Electrocardiograms showing characteristic features of apical ventricular hypertrophy in 2 patients following heart transplant. A: complete right bundle branch block with increased voltages and criteria indicating left ventricular hypertrophy. B: increased voltages with criteria of left ventricular hypertrophy and deep T-wave inversion in the precordial leads.
None of the patients with apical LVH following transplant had to be hospitalized for heart failure, malignant ventricular arrhythmias, or sudden cardiac death. The predominant symptom was exertional dyspnea, (7 patients, 87.5%). One previously reported case of LVH following HTx also had a benign clinical course.6 Among the total, only 1 patient had repeated episodes of syncope; head trauma occurring in 1 of the episodes led to intracranial bleeding and death.
Although LVH was severe in all cases, most patients in our series showed no significant clinical consequences. The most common symptom was functional class deterioration. This outcome is comparable to that of other cohorts with apical hypertrophic cardiomyopathy, who have shown low mortality and few adverse cardiovascular events.4,5 Although a considerable percentage of our apical LVH patients had a history of hypertension, it is unlikely that hypertension was the cause of the condition given the location of LVH and the cardiac magnetic resonance findings. The specific cause of LVH was not identified after excluding rejection and microbiological causes such as cytomegalovirus infection. Of particular note, an uncommon adverse effect of calcineurin inhibitors is LVH,2 as described in patients receiving these drugs for immunosuppressive therapy in autoimmune diseases, hematologic malignancies, and solid organ transplantation.

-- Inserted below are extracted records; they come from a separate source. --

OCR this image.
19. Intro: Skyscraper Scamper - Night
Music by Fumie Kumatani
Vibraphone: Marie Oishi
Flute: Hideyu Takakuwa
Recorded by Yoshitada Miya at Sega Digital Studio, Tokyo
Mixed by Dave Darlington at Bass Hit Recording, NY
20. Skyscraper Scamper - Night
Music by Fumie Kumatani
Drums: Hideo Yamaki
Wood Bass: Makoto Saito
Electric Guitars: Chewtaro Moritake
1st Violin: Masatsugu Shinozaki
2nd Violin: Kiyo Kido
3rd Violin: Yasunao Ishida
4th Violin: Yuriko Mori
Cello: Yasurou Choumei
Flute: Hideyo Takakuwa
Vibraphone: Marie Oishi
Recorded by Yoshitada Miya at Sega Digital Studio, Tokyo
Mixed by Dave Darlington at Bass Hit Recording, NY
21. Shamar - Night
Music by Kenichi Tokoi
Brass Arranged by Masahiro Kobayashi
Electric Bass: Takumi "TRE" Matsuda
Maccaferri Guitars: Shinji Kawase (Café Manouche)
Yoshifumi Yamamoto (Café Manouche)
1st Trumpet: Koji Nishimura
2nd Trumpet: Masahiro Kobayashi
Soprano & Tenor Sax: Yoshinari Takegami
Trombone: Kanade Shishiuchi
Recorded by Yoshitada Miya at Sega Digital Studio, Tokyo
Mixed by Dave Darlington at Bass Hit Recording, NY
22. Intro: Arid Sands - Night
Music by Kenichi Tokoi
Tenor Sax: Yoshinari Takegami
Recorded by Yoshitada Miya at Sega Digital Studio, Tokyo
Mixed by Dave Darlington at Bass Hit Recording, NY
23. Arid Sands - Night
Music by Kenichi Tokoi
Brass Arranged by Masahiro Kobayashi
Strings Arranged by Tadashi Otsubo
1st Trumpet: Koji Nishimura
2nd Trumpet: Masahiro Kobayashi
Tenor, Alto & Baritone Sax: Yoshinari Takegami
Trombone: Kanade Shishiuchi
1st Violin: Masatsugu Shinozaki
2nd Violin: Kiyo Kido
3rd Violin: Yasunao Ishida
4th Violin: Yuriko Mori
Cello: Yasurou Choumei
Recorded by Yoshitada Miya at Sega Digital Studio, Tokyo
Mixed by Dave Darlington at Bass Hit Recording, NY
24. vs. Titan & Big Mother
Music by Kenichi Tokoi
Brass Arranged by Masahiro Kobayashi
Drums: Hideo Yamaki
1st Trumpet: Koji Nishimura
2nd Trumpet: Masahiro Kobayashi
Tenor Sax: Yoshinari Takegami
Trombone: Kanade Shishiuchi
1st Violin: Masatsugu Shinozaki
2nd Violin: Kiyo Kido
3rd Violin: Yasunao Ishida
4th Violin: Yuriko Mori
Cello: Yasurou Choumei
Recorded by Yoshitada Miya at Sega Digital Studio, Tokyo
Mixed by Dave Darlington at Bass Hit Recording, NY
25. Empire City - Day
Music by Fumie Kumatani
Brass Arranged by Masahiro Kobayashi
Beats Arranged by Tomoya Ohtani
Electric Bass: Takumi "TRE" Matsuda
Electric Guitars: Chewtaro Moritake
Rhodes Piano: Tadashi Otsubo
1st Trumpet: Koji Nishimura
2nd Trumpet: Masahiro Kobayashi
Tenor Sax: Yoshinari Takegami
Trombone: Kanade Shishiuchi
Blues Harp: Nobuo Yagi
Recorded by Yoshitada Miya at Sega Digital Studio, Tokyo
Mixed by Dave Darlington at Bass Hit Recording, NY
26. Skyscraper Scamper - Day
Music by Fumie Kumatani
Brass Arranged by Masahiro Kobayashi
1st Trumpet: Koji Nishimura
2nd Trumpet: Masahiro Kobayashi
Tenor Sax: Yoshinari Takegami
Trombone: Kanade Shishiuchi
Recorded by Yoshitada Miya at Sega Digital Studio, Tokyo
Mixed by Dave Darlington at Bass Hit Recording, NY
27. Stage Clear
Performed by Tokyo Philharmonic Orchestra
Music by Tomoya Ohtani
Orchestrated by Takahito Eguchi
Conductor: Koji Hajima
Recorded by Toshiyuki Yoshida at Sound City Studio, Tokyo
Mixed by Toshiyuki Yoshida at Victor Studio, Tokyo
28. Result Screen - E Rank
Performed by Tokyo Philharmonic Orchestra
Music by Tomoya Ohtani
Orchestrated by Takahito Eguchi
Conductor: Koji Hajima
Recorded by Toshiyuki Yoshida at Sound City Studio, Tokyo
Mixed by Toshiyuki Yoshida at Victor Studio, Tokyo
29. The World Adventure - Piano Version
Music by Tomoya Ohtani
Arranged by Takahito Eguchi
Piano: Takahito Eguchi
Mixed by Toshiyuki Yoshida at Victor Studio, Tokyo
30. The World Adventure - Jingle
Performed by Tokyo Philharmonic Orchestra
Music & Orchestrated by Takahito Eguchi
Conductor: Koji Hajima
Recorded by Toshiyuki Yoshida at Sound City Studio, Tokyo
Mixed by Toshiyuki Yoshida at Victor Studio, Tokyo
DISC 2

The origin of apical LVH in our patients would likely be multifactorial, including the action of cytokines, hemodynamic overload, and possible sarcomeric cardiomyopathy in the donor that could develop later. The most important limitations of the present study are the small number of cases of apical LVH and the disparity in the length of follow-up (between 1 and 14 years).
This is the first study to date describing a consecutive series of patients with apical LVH following HTx, which is likely an underdiagnosed condition. The patients’ clinical course was benign in most cases.